Going all the way the other way, with A never retrying and instead immediately noting the failure and passing it back is a little better, but still not ideal. It’s still hitting B every time while B is having trouble, which probably isn’t helping B’s situation. Somewhere back up the chain, a component that calls system A might be retrying, and effectively hammers B the same as in the previous scenario, just using A as the proxy.
A common pattern for dealing effectively with this kind of problem is the “circuit breaker”. I first read about it in Michael Nygaard’s book Release It! and Martin Fowler has a nice in-depth description of it.
As the name of the pattern should make clear, a circuit breaker is designed to detect a fault and immediately halt all traffic to the faulty component for a period of time, to give it a little breathing room to recover and prevent cascading failures. Typically, you set a threshold of errors and, when that threshold is crossed, the circuit breaker “trips” and no more requests are sent for a short period of time. Any clients get an immediate error response from the circuit breaker, but the ailing component is left alone. After that short period of time, it tentatively allows requests again, but will trip again if it sees any failures, this time blocking requests for a longer period. Ideally, these time periods of blocked requests will follow an exponential backoff, to minimize downtime while still easing the load as much as possible on the failed component.

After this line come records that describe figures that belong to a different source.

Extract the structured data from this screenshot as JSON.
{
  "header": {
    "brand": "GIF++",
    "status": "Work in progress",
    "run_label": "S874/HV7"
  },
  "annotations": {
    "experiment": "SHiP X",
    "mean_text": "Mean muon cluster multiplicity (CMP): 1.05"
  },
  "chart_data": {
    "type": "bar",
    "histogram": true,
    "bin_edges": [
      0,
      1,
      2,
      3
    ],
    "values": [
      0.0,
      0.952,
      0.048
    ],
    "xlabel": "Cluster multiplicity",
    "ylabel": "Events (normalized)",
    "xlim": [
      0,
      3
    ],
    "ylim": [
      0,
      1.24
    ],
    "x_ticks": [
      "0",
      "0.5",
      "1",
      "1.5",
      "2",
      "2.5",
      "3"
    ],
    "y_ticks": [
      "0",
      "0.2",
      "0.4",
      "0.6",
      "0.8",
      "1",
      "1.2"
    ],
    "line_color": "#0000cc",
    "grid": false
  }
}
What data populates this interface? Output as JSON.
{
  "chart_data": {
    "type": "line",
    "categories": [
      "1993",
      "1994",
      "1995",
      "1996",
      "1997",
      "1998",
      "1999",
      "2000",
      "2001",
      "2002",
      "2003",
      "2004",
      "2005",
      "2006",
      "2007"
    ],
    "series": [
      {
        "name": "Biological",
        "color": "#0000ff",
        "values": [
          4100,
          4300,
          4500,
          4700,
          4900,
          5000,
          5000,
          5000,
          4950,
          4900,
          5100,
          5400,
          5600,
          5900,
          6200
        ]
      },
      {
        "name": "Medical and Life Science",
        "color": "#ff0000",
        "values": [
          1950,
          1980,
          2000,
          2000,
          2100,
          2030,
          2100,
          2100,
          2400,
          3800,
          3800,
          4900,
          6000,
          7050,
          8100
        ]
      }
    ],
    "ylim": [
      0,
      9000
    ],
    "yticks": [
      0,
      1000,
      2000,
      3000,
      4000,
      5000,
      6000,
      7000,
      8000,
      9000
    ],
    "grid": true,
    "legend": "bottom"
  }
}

Implementing a circuit breaker around whatever external service you’re using usually isn’t terribly hard and the programming language you are using probably already has a library or two available to help. Eg, in Go, there’s this nice one from Scott Barron at Github and this one which is inspired by Hystrix from Netflix, which includes circuit breaker functionality. Recently, Heroku released a nice Ruby circuit breaker implementation.
That’s great if you’re writing everything yourself, but sometimes you have to deal with components that you either don’t have the source code to or just can’t really modify easily. To help with those situations, I wrote cbp, which is a basic TCP proxy with circuit breaker functionality built in.
You tell it what port to listen on, where to proxy to, and what threshold to trip at. Eg:
$ cbp -l localhost:8000 -r api.example.com:80 -t .05
sets up a proxy to port 80 of api.example.com on the local port 8000. You can then configure a component to make API requests to
http://localhost:8000/. If more than 5% of those requests fail, the circuit breaker trips and it stops proxying for 1 second, 2 seconds, 4 seconds, etc. until the remote service recovers.
This is a raw TCP proxy, so even HTTPS requests or any other kind of (TCP) network traffic can be sent through it. The downside is that that means it can only detect TCP level errors and remains ignorant of whatever protocol is on top of it. That means that eg, if you proxy to an HTTP/HTTPS service and that service responds with a 500 or 502 error response,
cbp doesn’t know that that is considered an error, sees a perfectly valid TCP request go by, and assumes everything is fine; it would only trip if the remote service failed to establish the connection at all. (I may make an HTTP specific version later or add optional support for HTTP and/or other common protocols, but for now it’s plain TCP).